Whatever the ride costs, does that mean it’ll times that number more?


----------



## 1.5xorbust

Yes as I recall. 1.2 or 2.5 times the normal rate.


----------



## Pax Collector

It's called surge and you'll multiply your fare by that amount.

Say you earn $10 on a base ride. With a surge of 1.2X, your earning will turn into $12 and 2.5X will turn it into $25.


----------



## Roadmasta

In my market we still have surge multiplier. Looks like yours too. The rates are so low that 1.5 might seem good when in fact it might not be.


----------



## losiglow

It doesn't add the multiplier to the base rate.
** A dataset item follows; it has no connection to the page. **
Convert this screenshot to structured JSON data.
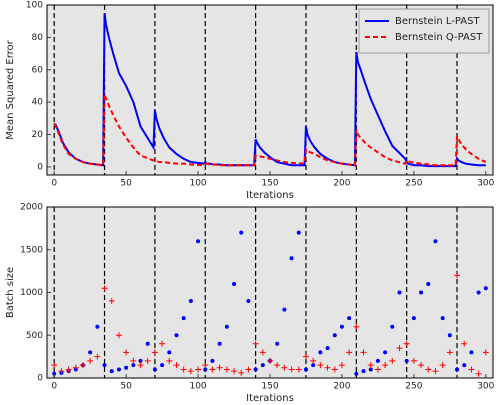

It simply multiplies the base rate by the surge value. For example, a $5 ride in a 1.2x area would pay $5 x 1.2 = $6. So it's not the base rate + 1.2X, but the base rate multiplied by 1.2.

Lyft on the other hand, _is_ in addition to the normal rate. So a 100% Primetime would indicate that the ride will give you 100% _more_ than the base rate. So a $5 ride would then be $10. It's kind of confusing when comparing Uber to Lyft that way. A 2.0x for Uber is equivalent to a 100% for Lyft.


----------